The writer and editor of this marvelous reference work, Brewers Dictionary of Phrase and Fable, wrote:
"I have always read with a slip of paper and a pencil at my side, to jot down whatever I think may be useful to me, and these jottings I keep sorted in different lockers. This has been a life-habit with me." No doubt. We notice in the first edition there are:
100 hits for cat,
34 for cats
4 hits for puss
19 for tiger
100 for lion
4 for kitten
2 for kittens
Entries under 'cat' range from fallacious commonplaces,
Cat. Called a "familiar," from the medireval superstition that Satan's favourite form was a black cat. Hence "witches" were said to have a cat as their familiar.
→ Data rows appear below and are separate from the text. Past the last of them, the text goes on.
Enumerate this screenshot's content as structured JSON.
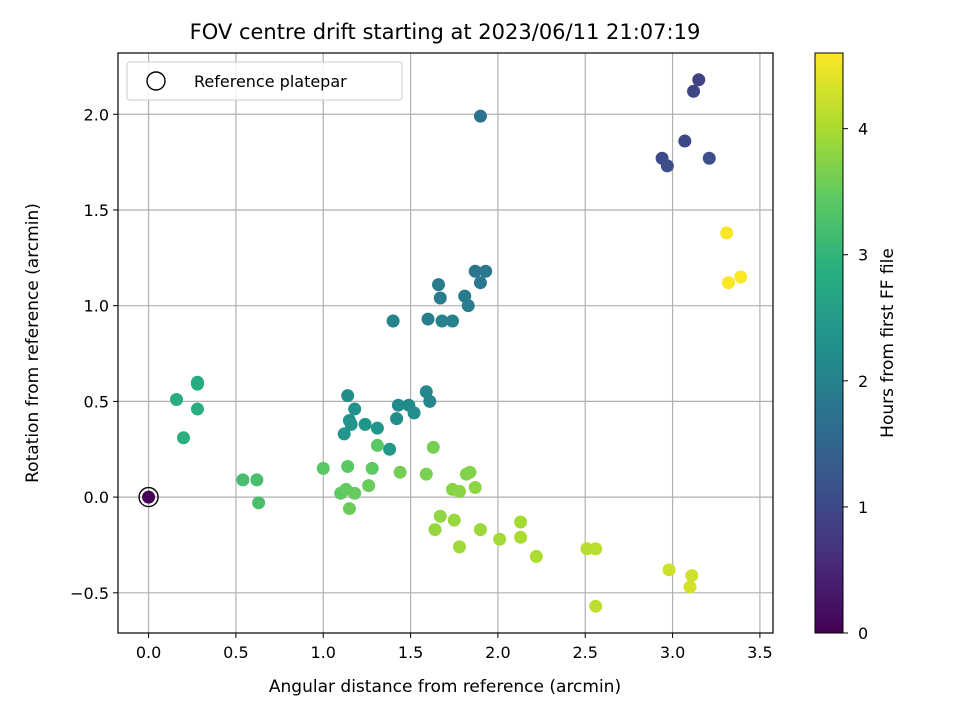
{
  "chart_data": {
    "type": "scatter",
    "title": "FOV centre drift starting at 2023/06/11 21:07:19",
    "xlabel": "Angular distance from reference (arcmin)",
    "ylabel": "Rotation from reference (arcmin)",
    "xlim": [
      -0.175,
      3.575
    ],
    "ylim": [
      -0.71,
      2.32
    ],
    "xticks": [
      0.0,
      0.5,
      1.0,
      1.5,
      2.0,
      2.5,
      3.0,
      3.5
    ],
    "xtick_labels": [
      "0.0",
      "0.5",
      "1.0",
      "1.5",
      "2.0",
      "2.5",
      "3.0",
      "3.5"
    ],
    "yticks": [
      -0.5,
      0.0,
      0.5,
      1.0,
      1.5,
      2.0
    ],
    "ytick_labels": [
      "−0.5",
      "0.0",
      "0.5",
      "1.0",
      "1.5",
      "2.0"
    ],
    "grid": true,
    "legend": {
      "placement": "upper-left",
      "entries": [
        {
          "label": "Reference platepar",
          "marker": "open-circle"
        }
      ]
    },
    "colorbar": {
      "label": "Hours from first FF file",
      "colormap": "viridis",
      "range": [
        0,
        4.6
      ],
      "ticks": [
        0,
        1,
        2,
        3,
        4
      ],
      "tick_labels": [
        "0",
        "1",
        "2",
        "3",
        "4"
      ]
    },
    "reference_point": {
      "x": 0.0,
      "y": 0.0,
      "hours": 0.0
    },
    "points": [
      {
        "x": 3.15,
        "y": 2.18,
        "hours": 0.9
      },
      {
        "x": 3.12,
        "y": 2.12,
        "hours": 0.95
      },
      {
        "x": 3.07,
        "y": 1.86,
        "hours": 1.0
      },
      {
        "x": 2.94,
        "y": 1.77,
        "hours": 1.05
      },
      {
        "x": 2.97,
        "y": 1.73,
        "hours": 1.08
      },
      {
        "x": 3.21,
        "y": 1.77,
        "hours": 1.1
      },
      {
        "x": 1.9,
        "y": 1.99,
        "hours": 1.75
      },
      {
        "x": 1.87,
        "y": 1.18,
        "hours": 1.8
      },
      {
        "x": 1.93,
        "y": 1.18,
        "hours": 1.82
      },
      {
        "x": 1.9,
        "y": 1.12,
        "hours": 1.85
      },
      {
        "x": 1.66,
        "y": 1.11,
        "hours": 1.88
      },
      {
        "x": 1.67,
        "y": 1.04,
        "hours": 1.9
      },
      {
        "x": 1.81,
        "y": 1.05,
        "hours": 1.92
      },
      {
        "x": 1.83,
        "y": 1.0,
        "hours": 1.95
      },
      {
        "x": 1.6,
        "y": 0.93,
        "hours": 1.97
      },
      {
        "x": 1.68,
        "y": 0.92,
        "hours": 2.0
      },
      {
        "x": 1.74,
        "y": 0.92,
        "hours": 2.02
      },
      {
        "x": 1.4,
        "y": 0.92,
        "hours": 2.05
      },
      {
        "x": 1.59,
        "y": 0.55,
        "hours": 2.1
      },
      {
        "x": 1.61,
        "y": 0.5,
        "hours": 2.12
      },
      {
        "x": 1.43,
        "y": 0.48,
        "hours": 2.15
      },
      {
        "x": 1.49,
        "y": 0.48,
        "hours": 2.17
      },
      {
        "x": 1.52,
        "y": 0.44,
        "hours": 2.2
      },
      {
        "x": 1.42,
        "y": 0.41,
        "hours": 2.22
      },
      {
        "x": 1.14,
        "y": 0.53,
        "hours": 2.25
      },
      {
        "x": 1.18,
        "y": 0.46,
        "hours": 2.3
      },
      {
        "x": 1.15,
        "y": 0.4,
        "hours": 2.32
      },
      {
        "x": 1.16,
        "y": 0.38,
        "hours": 2.35
      },
      {
        "x": 1.24,
        "y": 0.38,
        "hours": 2.37
      },
      {
        "x": 1.12,
        "y": 0.33,
        "hours": 2.4
      },
      {
        "x": 1.31,
        "y": 0.36,
        "hours": 2.42
      },
      {
        "x": 1.38,
        "y": 0.25,
        "hours": 2.45
      },
      {
        "x": 0.28,
        "y": 0.6,
        "hours": 2.8
      },
      {
        "x": 0.28,
        "y": 0.59,
        "hours": 2.82
      },
      {
        "x": 0.16,
        "y": 0.51,
        "hours": 2.85
      },
      {
        "x": 0.28,
        "y": 0.46,
        "hours": 2.87
      },
      {
        "x": 0.2,
        "y": 0.31,
        "hours": 2.9
      },
      {
        "x": 0.54,
        "y": 0.09,
        "hours": 3.2
      },
      {
        "x": 0.62,
        "y": 0.09,
        "hours": 3.22
      },
      {
        "x": 0.63,
        "y": -0.03,
        "hours": 3.25
      },
      {
        "x": 1.31,
        "y": 0.27,
        "hours": 3.4
      },
      {
        "x": 1.14,
        "y": 0.16,
        "hours": 3.42
      },
      {
        "x": 1.28,
        "y": 0.15,
        "hours": 3.45
      },
      {
        "x": 1.0,
        "y": 0.15,
        "hours": 3.4
      },
      {
        "x": 1.1,
        "y": 0.02,
        "hours": 3.45
      },
      {
        "x": 1.13,
        "y": 0.04,
        "hours": 3.47
      },
      {
        "x": 1.18,
        "y": 0.02,
        "hours": 3.5
      },
      {
        "x": 1.26,
        "y": 0.06,
        "hours": 3.52
      },
      {
        "x": 1.15,
        "y": -0.06,
        "hours": 3.55
      },
      {
        "x": 1.44,
        "y": 0.13,
        "hours": 3.6
      },
      {
        "x": 1.63,
        "y": 0.26,
        "hours": 3.62
      },
      {
        "x": 1.59,
        "y": 0.12,
        "hours": 3.65
      },
      {
        "x": 1.82,
        "y": 0.12,
        "hours": 3.7
      },
      {
        "x": 1.84,
        "y": 0.13,
        "hours": 3.72
      },
      {
        "x": 1.74,
        "y": 0.04,
        "hours": 3.75
      },
      {
        "x": 1.78,
        "y": 0.03,
        "hours": 3.77
      },
      {
        "x": 1.87,
        "y": 0.05,
        "hours": 3.8
      },
      {
        "x": 1.67,
        "y": -0.1,
        "hours": 3.82
      },
      {
        "x": 1.64,
        "y": -0.17,
        "hours": 3.85
      },
      {
        "x": 1.75,
        "y": -0.12,
        "hours": 3.87
      },
      {
        "x": 1.9,
        "y": -0.17,
        "hours": 3.9
      },
      {
        "x": 1.78,
        "y": -0.26,
        "hours": 3.92
      },
      {
        "x": 2.01,
        "y": -0.22,
        "hours": 3.95
      },
      {
        "x": 2.13,
        "y": -0.13,
        "hours": 3.97
      },
      {
        "x": 2.13,
        "y": -0.21,
        "hours": 4.0
      },
      {
        "x": 2.22,
        "y": -0.31,
        "hours": 4.02
      },
      {
        "x": 2.51,
        "y": -0.27,
        "hours": 4.1
      },
      {
        "x": 2.56,
        "y": -0.27,
        "hours": 4.12
      },
      {
        "x": 2.56,
        "y": -0.57,
        "hours": 4.15
      },
      {
        "x": 2.98,
        "y": -0.38,
        "hours": 4.25
      },
      {
        "x": 3.11,
        "y": -0.41,
        "hours": 4.28
      },
      {
        "x": 3.1,
        "y": -0.47,
        "hours": 4.3
      },
      {
        "x": 3.31,
        "y": 1.38,
        "hours": 4.55
      },
      {
        "x": 3.32,
        "y": 1.12,
        "hours": 4.57
      },
      {
        "x": 3.39,
        "y": 1.15,
        "hours": 4.58
      }
    ]
  }
}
To dubious but interesting notes:
Cat. A symbol of liberty. The Roman goddess of Liberty was represented as holding a cup in one hand, a broken sceptre in the other, and with a cat lying at her feet. No animal is so great an enemy to all constraint as a cat.
and prove how perennial some cat tropes are,
The London Review says the Egyptians worshipped the cat as a symbol of the moon, not only because it is more active after sunset, but from the dilation and contraction of its pupil, symbolical of tho waxing and waning of the night-goddess. {See Puss.)
It is hard to find a boring page in Brewer's masterpiece, even today. His colloquial prose style manages a certain purity while still seeming neighborly.